Gotowy już plan zagospodarowania przestrzennego zespołu sportowo-rekreacyjnego "Szczawniczek" nie mógł być uchwalony przez Radę Miasta i Gminy Uzdrowiskowej Muszyna, ponieważ dyrektor Popradzkiego Parku Krajobrazowego 24 maja br. wyraził negatywną opinię. Muszyński samorząd najpierw próbował szukać pomocy u ówczesnego wojewody małopolskiego Witolda Kochana, a później ostatecznie zaskarżył postanowienie PPK do ministra środowiska.

Dyrektor PPK, Tadeusz Wieczorek, tłumaczył nam, że w projekcie planu zawarte były zbyt daleko idące ingerencje w przyrodę, w walory krajobrazowe, dlatego nie można było wyrazić pozytywnej opinii.

Z upoważnienia ministra środowiska decyzję o podtrzymaniu postanowienia PPK podpisał zastępca dyrektora Departamentu Leśnictwa, Ochrony Przyrody i Krajobrazu MŚ. W obszernym uzasadnieniu czytamy m.in.: "Negatywne stanowisko dyrektora Popradzkiego Parku Krajobrazowego podyktowane było ważnymi argumentami przyrodniczymi. Minister środowiska podtrzymuje stanowisko organu pierwszej instancji, iż planowana inwestycja w postaci zespołu sportowo-rekracyjnego "Szczawniczek" na terenie wsi Złockie i Jastrzębik położona na obszarze Popradzkiego Parku Krajobrazowego będzie miała negatywny wpływ na walory przyrodnicze rejonu masywu Jaworzyny Krynickiej. Teren planowanej inwestycji obejmuje nowe obszary, jednolite kompleksy leśne z częściowym ich przeznaczeniem do wylesienia w celu zagospodarowania terenu pod infrastrukturę sportowo-rekreacyjną w postaci kolei krzesełkowych, wyciągów orczykowych, toru saneczkowego, narciarskich tras zjazdowych wraz z zapleczem turystycznym. Słuszne jest stanowisko dyrektora Parku (...), że planowana inwestycja przyczyni się do przerwania naturalnych tras migracyjnych zwierząt oraz naruszenia ciągłości ekologicznej siedlisk ich występowania, jak również degradacji siedlisk cennych gatunków roślin, dla których ochrony został utworzony obszar Natura 2000(...) pod nazwą "Beskid Sądecki".(...) Należy także podkreślić, że rozstrzygnięcie (...) było również podyktowane nowymi argumentami natury przyrodniczej, przemawiającymi za ograniczeniem zasięgu inwestycji turystycznych w rejonie masywu Jaworzyny Krynickiej".

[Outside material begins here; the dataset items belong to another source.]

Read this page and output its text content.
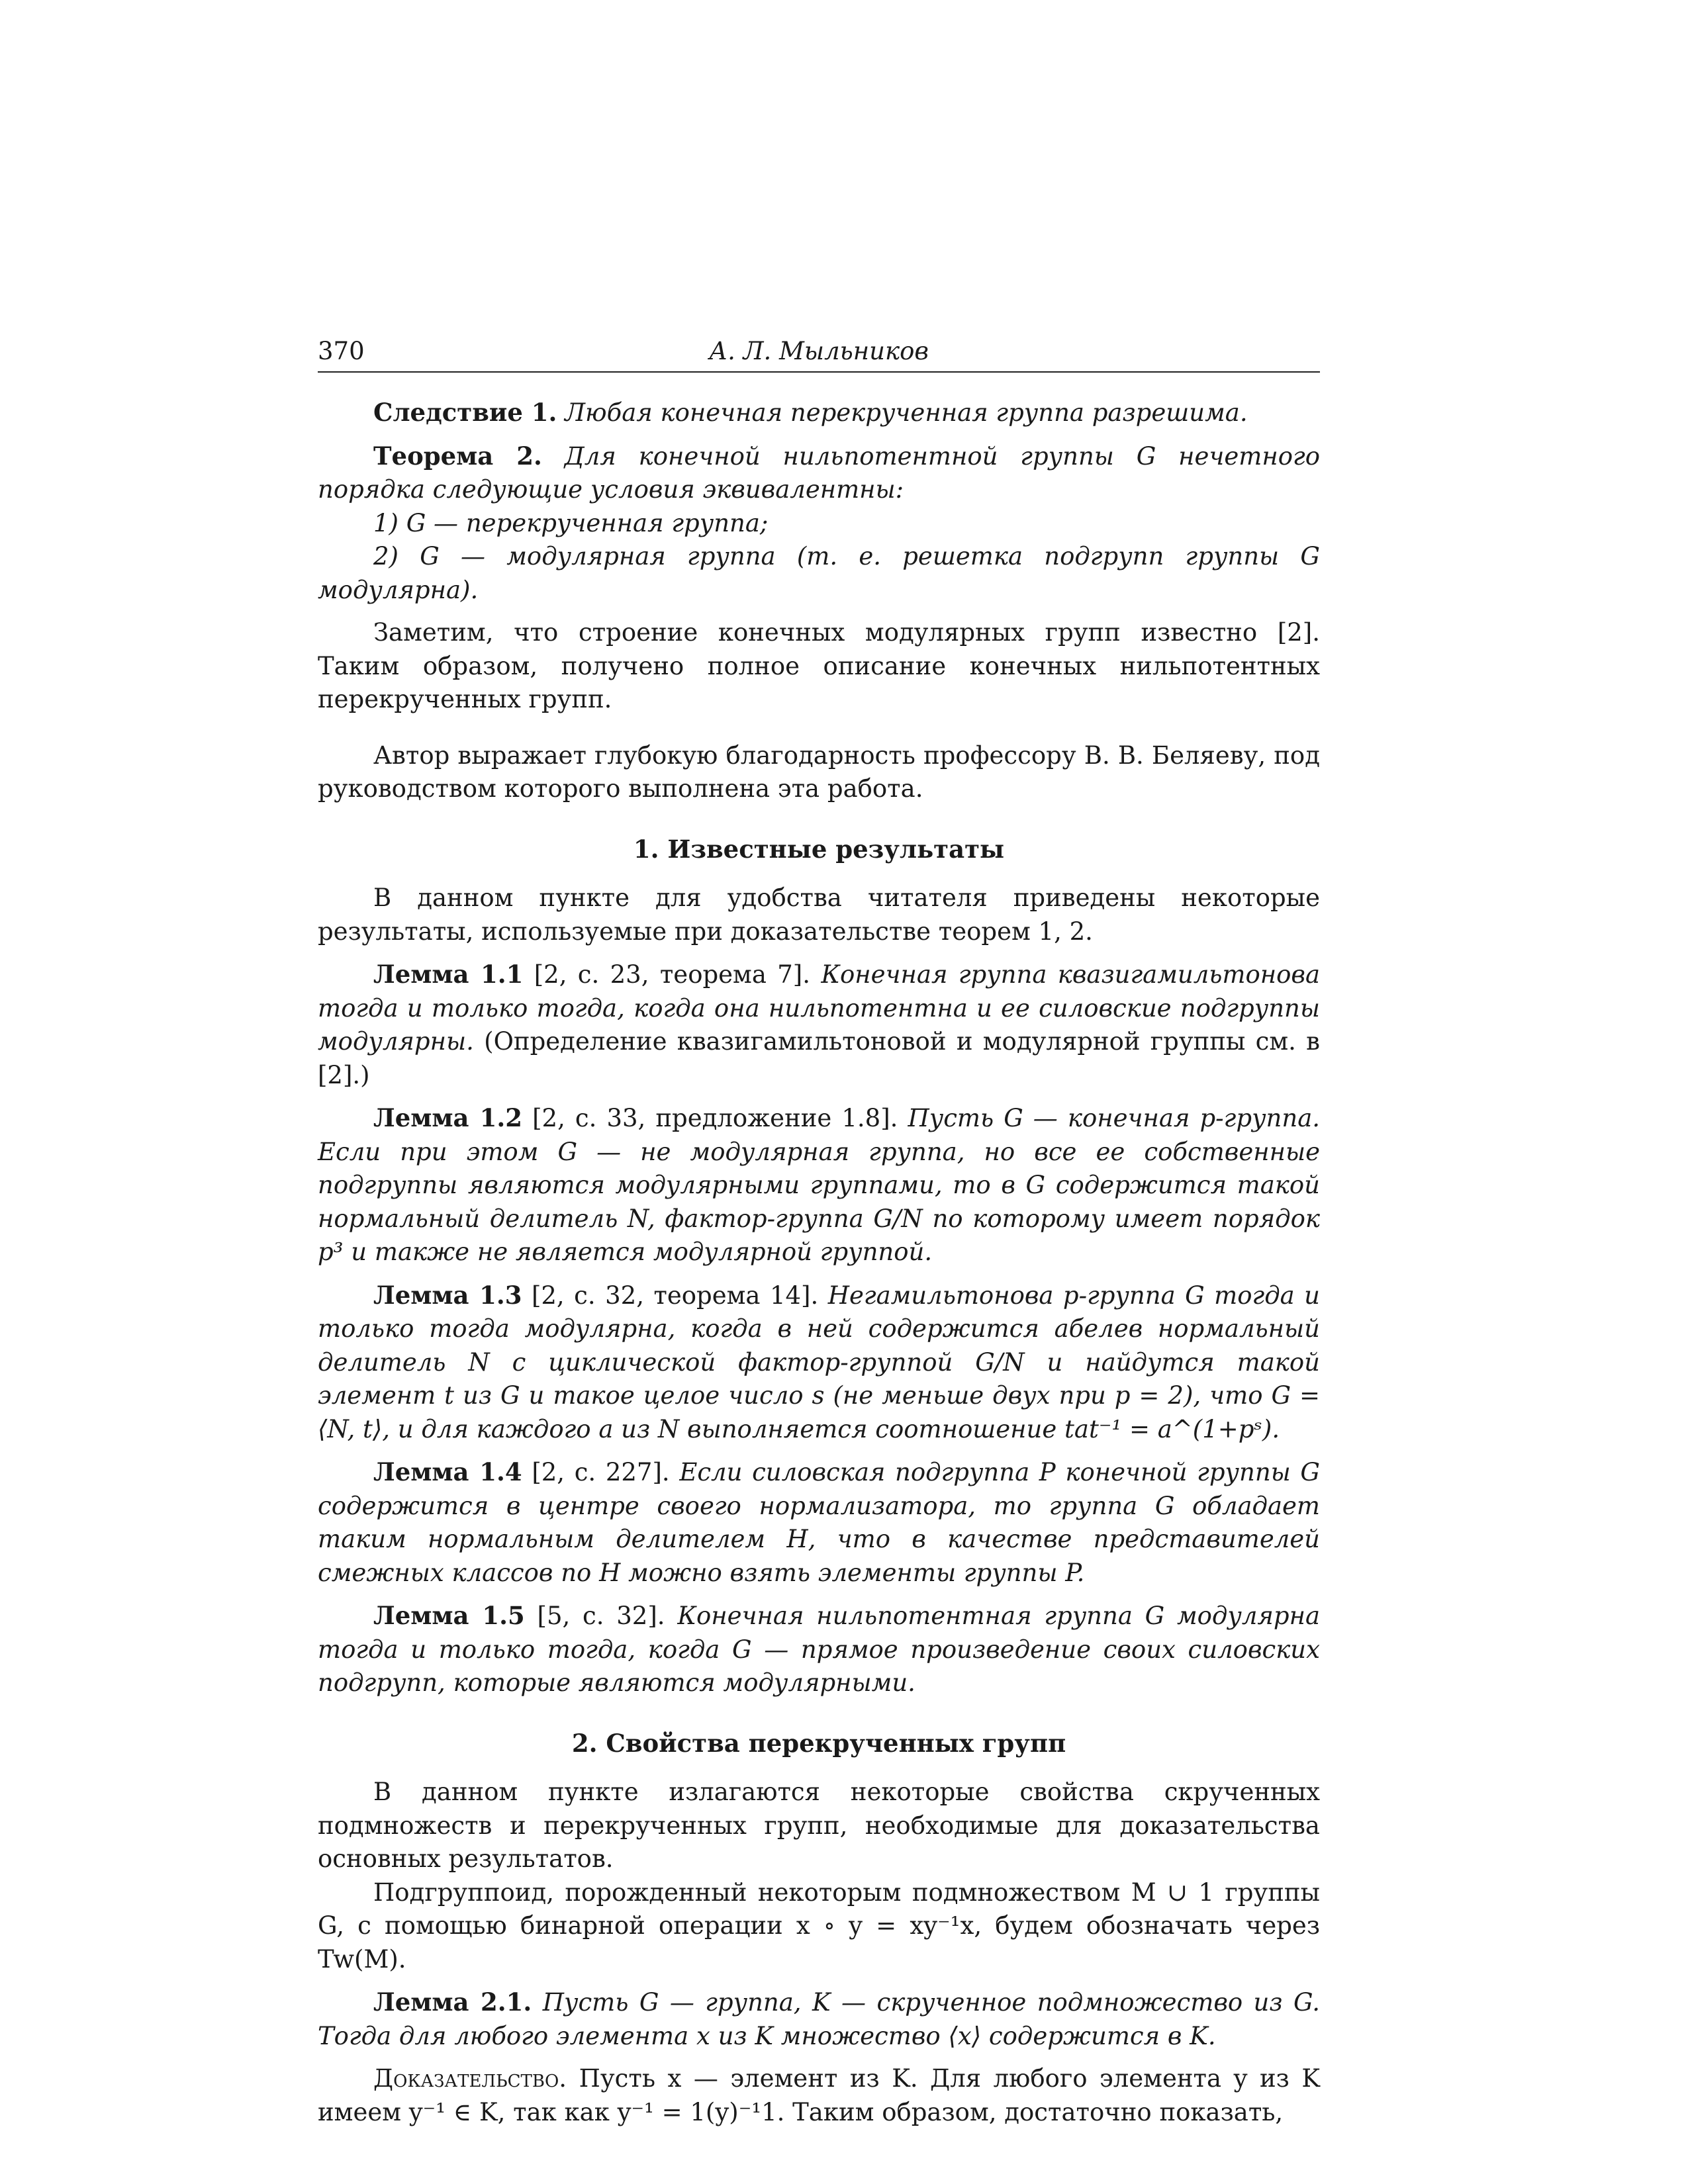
370	А. Л. Мыльников

Следствие 1. Любая конечная перекрученная группа разрешима.

Теорема 2. Для конечной нильпотентной группы G нечетного порядка следующие условия эквивалентны:

1) G — перекрученная группа;

2) G — модулярная группа (т. е. решетка подгрупп группы G модулярна).

Заметим, что строение конечных модулярных групп известно [2]. Таким образом, получено полное описание конечных нильпотентных перекрученных групп.

Автор выражает глубокую благодарность профессору В. В. Беляеву, под руководством которого выполнена эта работа.

1. Известные результаты

В данном пункте для удобства читателя приведены некоторые результаты, используемые при доказательстве теорем 1, 2.

Лемма 1.1 [2, с. 23, теорема 7]. Конечная группа квазигамильтонова тогда и только тогда, когда она нильпотентна и ее силовские подгруппы модулярны. (Определение квазигамильтоновой и модулярной группы см. в [2].)

Лемма 1.2 [2, с. 33, предложение 1.8]. Пусть G — конечная p-группа. Если при этом G — не модулярная группа, но все ее собственные подгруппы являются модулярными группами, то в G содержится такой нормальный делитель N, фактор-группа G/N по которому имеет порядок p³ и также не является модулярной группой.

Лемма 1.3 [2, с. 32, теорема 14]. Негамильтонова p-группа G тогда и только тогда модулярна, когда в ней содержится абелев нормальный делитель N с циклической фактор-группой G/N и найдутся такой элемент t из G и такое целое число s (не меньше двух при p = 2), что G = ⟨N, t⟩, и для каждого a из N выполняется соотношение tat⁻¹ = a^(1+pˢ).

Лемма 1.4 [2, с. 227]. Если силовская подгруппа P конечной группы G содержится в центре своего нормализатора, то группа G обладает таким нормальным делителем H, что в качестве представителей смежных классов по H можно взять элементы группы P.

Лемма 1.5 [5, с. 32]. Конечная нильпотентная группа G модулярна тогда и только тогда, когда G — прямое произведение своих силовских подгрупп, которые являются модулярными.

2. Свойства перекрученных групп

В данном пункте излагаются некоторые свойства скрученных подмножеств и перекрученных групп, необходимые для доказательства основных результатов.

Подгруппоид, порожденный некоторым подмножеством M ∪ 1 группы G, с помощью бинарной операции x ∘ y = xy⁻¹x, будем обозначать через Tw(M).

Лемма 2.1. Пусть G — группа, K — скрученное подмножество из G. Тогда для любого элемента x из K множество ⟨x⟩ содержится в K.

Доказательство. Пусть x — элемент из K. Для любого элемента y из K имеем y⁻¹ ∈ K, так как y⁻¹ = 1(y)⁻¹1. Таким образом, достаточно показать,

- Jak widać nasze argumenty było mocne - komentuje dyrektor PPK, Tadeusz Wieczorek. - Oczywiście, jestem zadowolony z decyzji ministra.

Burmistrz Muszyny Waldemar Serwiński od reportera "Dziennika Polskiego" dowiedział się wczoraj rano, że jego skarga została odrzucona, nie otrzymał bowiem jeszcze pocztą pisma z Warszawy.

- Muszę zapoznać się z uzasadnieniem - mówi Waldemar Serwiński. - Kilka dni temu, m.in. wspólnie senatorem Stanisławem Kogutem, byliśmy w tej sprawie u ministra Jana Szyszki. Wydawało się nam, że on i jego urzędnicy rozumieją nasze racje. Szkoda, że tak się stało. Ten program to szansa dla naszego regionu na stworzenie wielu nowych miejsc pracy, na rozwój turystyczny i ekonomiczny. Mamy w zasadzie dwa wyjścia: albo skierujemy orzeczenie ministra do Wojewódzkiego Sądu Administracyjnego, to może jednak oznaczać długie oczekiwanie, nawet do kilku lat, albo od nowa rozpoczniemy procedurę przygotowania planu, w którym zostaną uwzględnione zalecenia parku. To będzie trwało co najmniej kilka miesięcy.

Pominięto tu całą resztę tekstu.